Contrast collar shirts are a throwback to a century ago, when men’s dress shirts came with detachable collars. Since men were usually squeezed into a vest and high-buttoning jacket for propriety’s sake, the collar was the most visible part of the shirt. With a detachable collar, the young man climbing the ladder could get by with one or two shirts a week, but still have a fresh and clean collar visible.
While certain old-fashioned gentlemen continued to wear detachable collars into the 1930s, in their place at that point were what we now call contrast collar shirts. As was the case 100 years before, the collar (and almost always the cuff) is white, while the shirt can be colored or patterned.
While contrast-collar shirts never went away, they made a brief comeback in the late ‘80s thanks to the movie “Wall Street,” where Gordon Gekko wears them as part of his power look. They’re definitely more formal and elegant, and should be accessorized accordingly: suit instead of sportcoat, lace-ups instead of loafers, and if you really want to go all the way, braces instead of a belt. These shirts also look best with matching white French cuffs.
You’ll be amazed how these shirts — especially if you find one with a rounded club collar, or add a collar pin — completely change the look of even your oldest and simplest suit.
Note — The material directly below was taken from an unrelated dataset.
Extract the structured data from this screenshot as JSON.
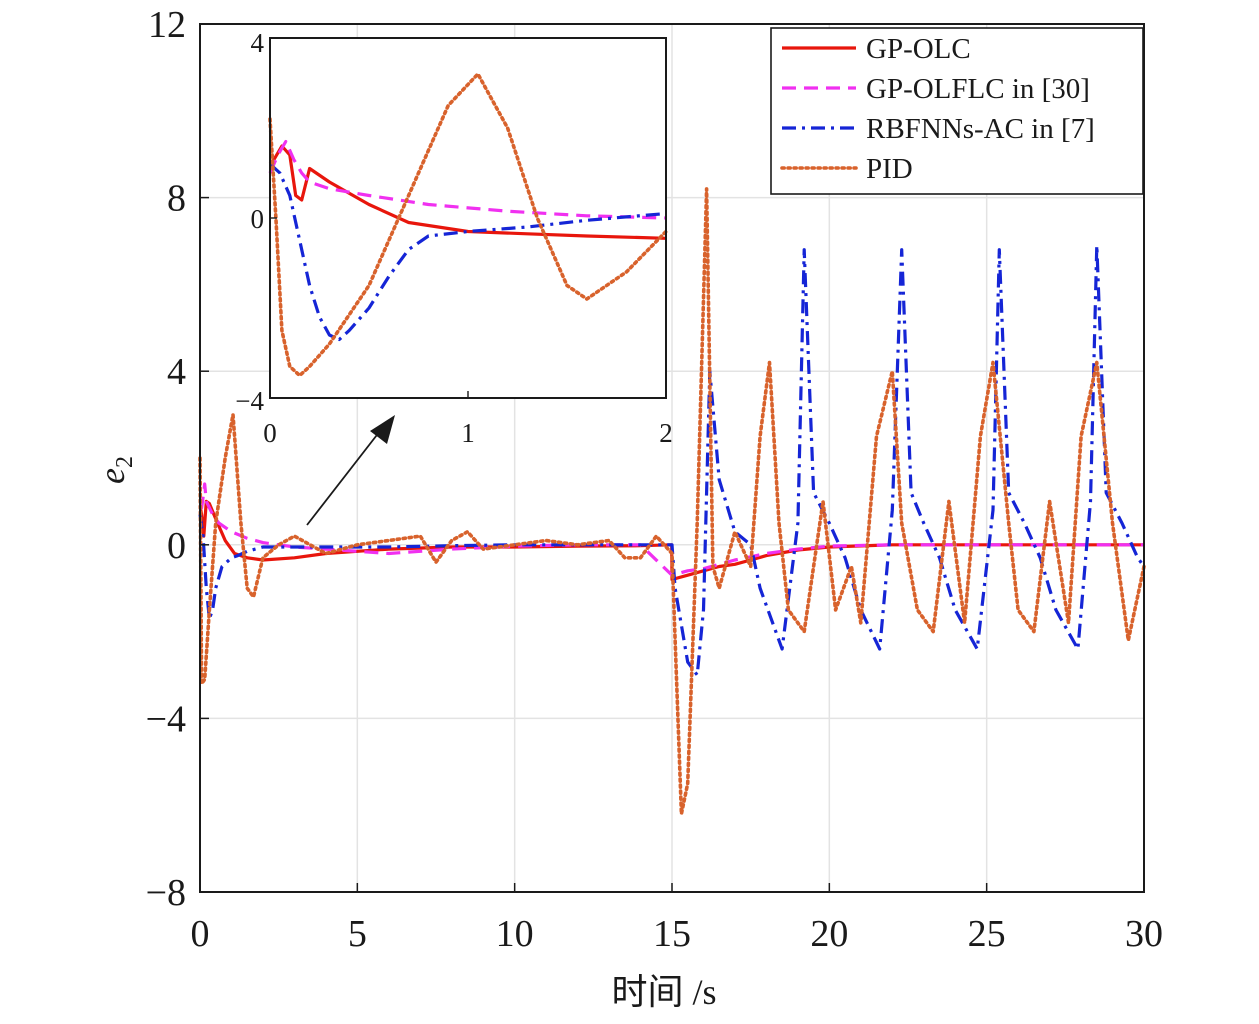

Suddenly you’re somewhere between an Old Hollywood screen idol and Master of the Universe.
Forego the tie, however, and the look is rather louche. The image of a contrast collar shirt and no tie conjures up chest hair, a gold necklace, and Hef partying with bunnies in a ‘70s nightclub. On the other hand, a contrast collar in black or blue, worn with a tie, is classic style with a twist, our favorite combination.